- INTERNATIONAL
IRAK. Le plus gros morceau.
Les élections générales du 30 janvier seront un test important de la capacité de Etats-Unis d'engager le pays sur les rails d'un processus démocratique crédible. Mais la violence risque en permanence d'amener le chaos et les perspectives de retour des 150 000 soldats américains sont encore très aléatoires. Comme celle de ben Laden, la capture de Abou Moussad Zarquaoui est prioritaire.
"GUERRE CONTRE LE TERRORISME". La suite.
Le leitmotiv de l'administration américaine depuis le 11 septembre 2001 va rester un thème dominant. L'effort couvre toutes les régions du monde, de l'Asie centrale à l'Amérique du sud. La capture d'Oussama ben Laden, toujours introuvable malgré plus de trois ans de traque, reste une priorité.
CONFLIT ISRAELO-PALESTINIEN. Le retour.
Avec l'élection de Mahmoud Abbas à la tête de l'Autorité palestinienne, le dossier revient au premier rang des grands chantiers. Le nouveau président est considéré par Washington comme un interlocuteur acceptable après le décès de Yasser Arafat, boycotté par George W. Bush. Washington voit un espoir de relancer la recherche de la paix, mais reste encore prudent sur ses propres efforts pour y parvenir.
RELATION AVEC L'EUROPE. Vers l'apaisement.
Après un premier mandat marqué par les désaccords sur l'Irak et sur la conduite jugée "unilatérale" de la politique extérieure américaine, les Européens seront également au centre des attentions. Objectif de Bush : apaiser les relations sans se renier. La tournée prévue fin février devrait détendre le climat avec les gouvernements. Pas sûr en revanche qu'elle redresse l'image du président dans des opinions publiques très critiques.
IRAN. L'option militaire ?
Influence en Irak, ambitions nucléaires, capacité à nuire aux efforts de régler le conflit israélo-palestinien : l'Iran est à la croisée des soucis américains au Moyen-Orient. Washington, qui hésite face à l'option militaire, soutien du bout des lèvres un accord entre Téhéran et l'Europe pour geler les activités nucléaires les plus préoccupantes de l'Iran.
COREE DU NORD. Nouvelles négociations
Placée avec l'Iran et l'Irak de Saddam Hussein dans l'"axe du mal", Pyong Yang continue de préoccuper Washington avec son programme nucléaire. Des négociations à six (Etats-Unis, Chine, Russie, Japon et les deux Corée), qui devraient reprendre en 2005, n'ont pas donné grand chose jusqu'à présent.
AUTRES DOSSIERS
- relations avec la Russie
- relations avec la Chine
- relations avec Cuba
- relations avec l'Afrique, notamment la lutte contre le Sida et la guerre au Darfour
- INTERIEUR
Economie. Sur la même ligne
Les baisses d'impôts se poursuivront.
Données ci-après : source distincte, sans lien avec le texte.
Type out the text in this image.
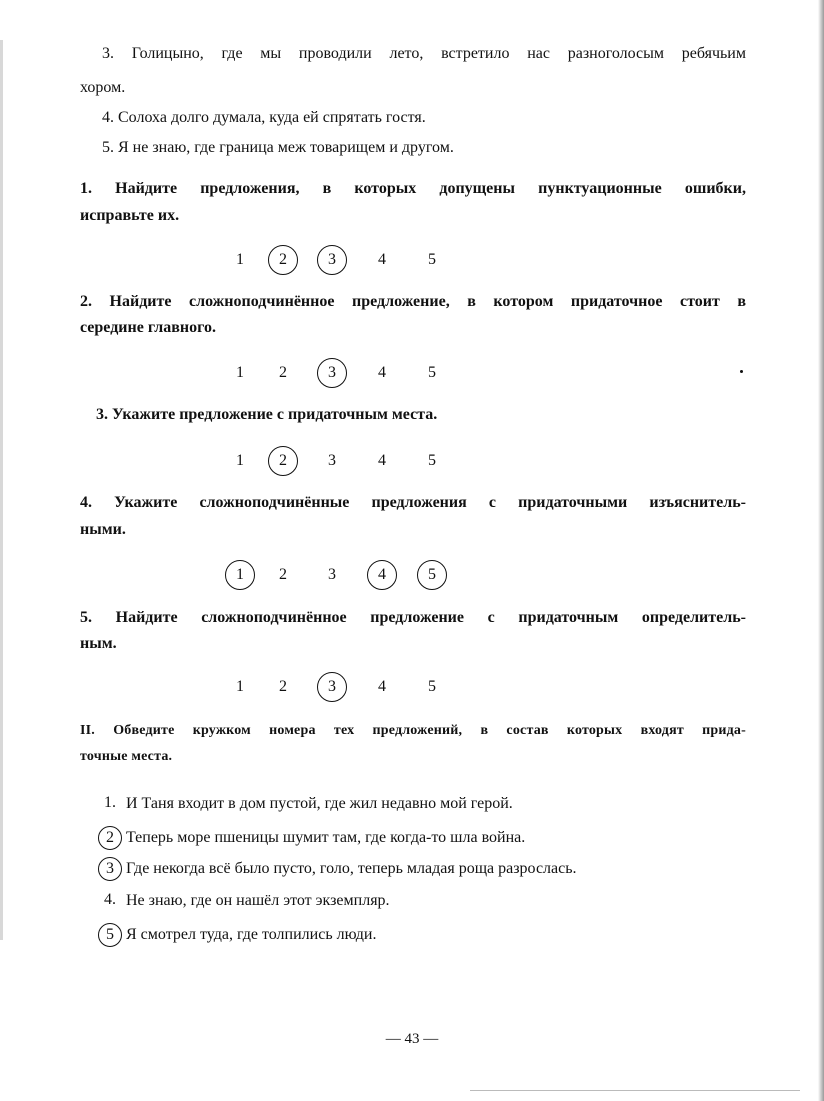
3. Голицыно, где мы проводили лето, встретило нас разноголосым ребячьим
хором.
4. Солоха долго думала, куда ей спрятать гостя.
5. Я не знаю, где граница меж товарищем и другом.
1. Найдите предложения, в которых допущены пунктуационные ошибки,
исправьте их.
2. Найдите сложноподчинённое предложение, в котором придаточное стоит в
середине главного.
3. Укажите предложение с придаточным места.
4. Укажите сложноподчинённые предложения с придаточными изъяснитель-
ными.
5. Найдите сложноподчинённое предложение с придаточным определитель-
ным.
II. Обведите кружком номера тех предложений, в состав которых входят прида-
точные места.
1. И Таня входит в дом пустой, где жил недавно мой герой.
2 Теперь море пшеницы шумит там, где когда-то шла война.
3 Где некогда всё было пусто, голо, теперь младая роща разрослась.
4. Не знаю, где он нашёл этот экземпляр.
5 Я смотрел туда, где толпились люди.
— 43 —
1	2	3	4	5
1	2	3	4	5
1	2	3	4	5
1	2	3	4	5
1	2	3	4	5
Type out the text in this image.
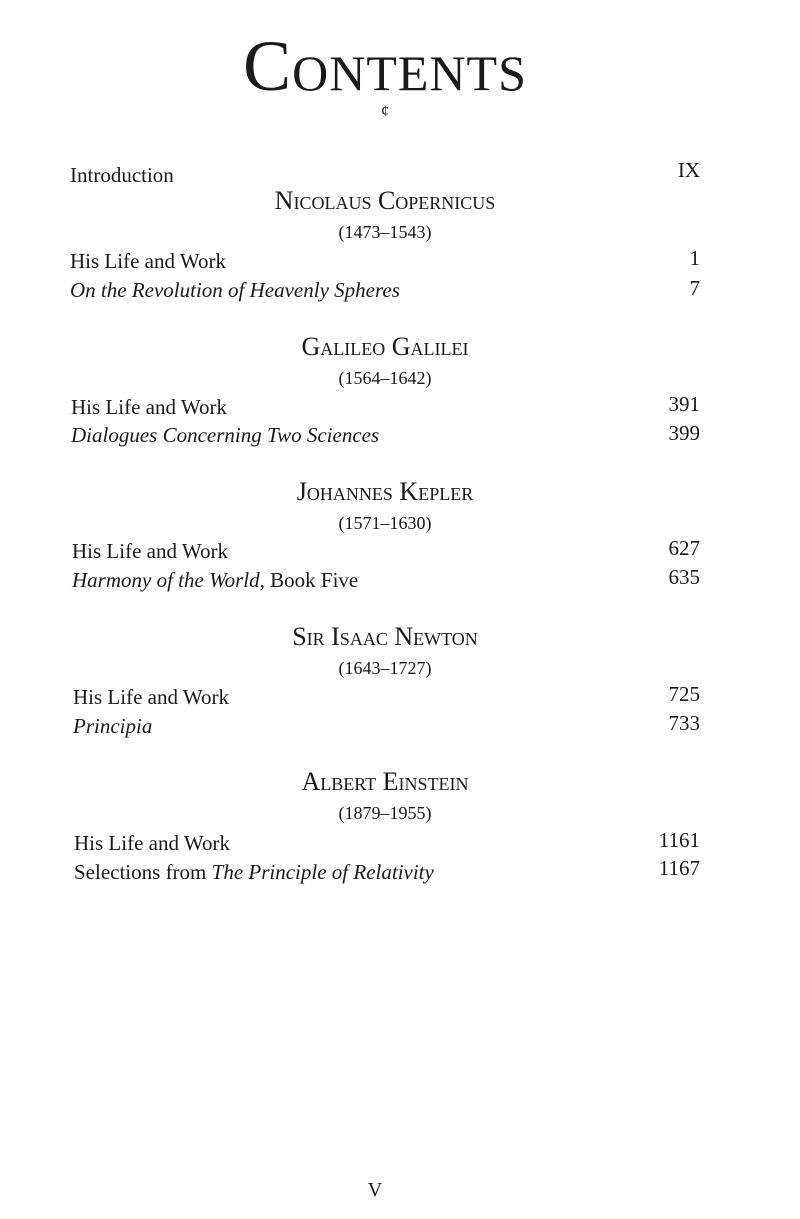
Contents
¢
Introduction	IX
Nicolaus Copernicus
(1473–1543)
His Life and Work	1
On the Revolution of Heavenly Spheres	7
Galileo Galilei
(1564–1642)
His Life and Work	391
Dialogues Concerning Two Sciences	399
Johannes Kepler
(1571–1630)
His Life and Work	627
Harmony of the World, Book Five	635
Sir Isaac Newton
(1643–1727)
His Life and Work	725
Principia	733
Albert Einstein
(1879–1955)
His Life and Work	1161
Selections from The Principle of Relativity	1167
V
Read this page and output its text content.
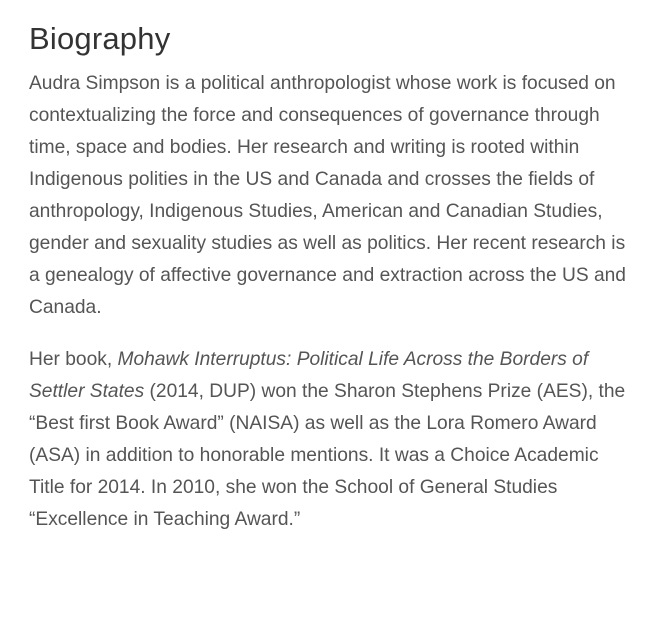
Biography

Audra Simpson is a political anthropologist whose work is focused on contextualizing the force and consequences of governance through time, space and bodies. Her research and writing is rooted within Indigenous polities in the US and Canada and crosses the fields of anthropology, Indigenous Studies, American and Canadian Studies, gender and sexuality studies as well as politics. Her recent research is a genealogy of affective governance and extraction across the US and Canada.

Her book, Mohawk Interruptus: Political Life Across the Borders of Settler States (2014, DUP) won the Sharon Stephens Prize (AES), the “Best first Book Award” (NAISA) as well as the Lora Romero Award (ASA) in addition to honorable mentions. It was a Choice Academic Title for 2014. In 2010, she won the School of General Studies “Excellence in Teaching Award.”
Et pour combler le déficit budgétaire qui en résulte, l'administration devrait tailler dans les dépenses… sauf en matière militaire et de sécurité.
Santé. Extension ?
Bush souhaite étendre la couverture assurance-maladie par des incitations fiscales en faveur des petites entreprises, qui sont souvent la seule sécurité des Américains en matière de santé.
Mariage gay. Pas d'interdiction
Bien qu'hostile à une telle union, Bush ne devrait pas chercher activement à faire interdire les mariages entre homosexuels et ne poussera pas donc pas pour que le Congrès vote un amendement les bannissant. Il pourrait alors provoquer l'ire des conservateurs ayant aidé à sa réélection.
Avortement. Remise en cause ?
Les groupes conservateurs poussent le président à limiter, voire à abolir, la jurisprudence de 1973 issue de l'affaire Roe VS Wade qui autorise l'avortement. Reste à savoir s'il cédera à leurs pressions. Personnellement, il est hostile à l'avortement, sauf en cas de viol ou d'inceste.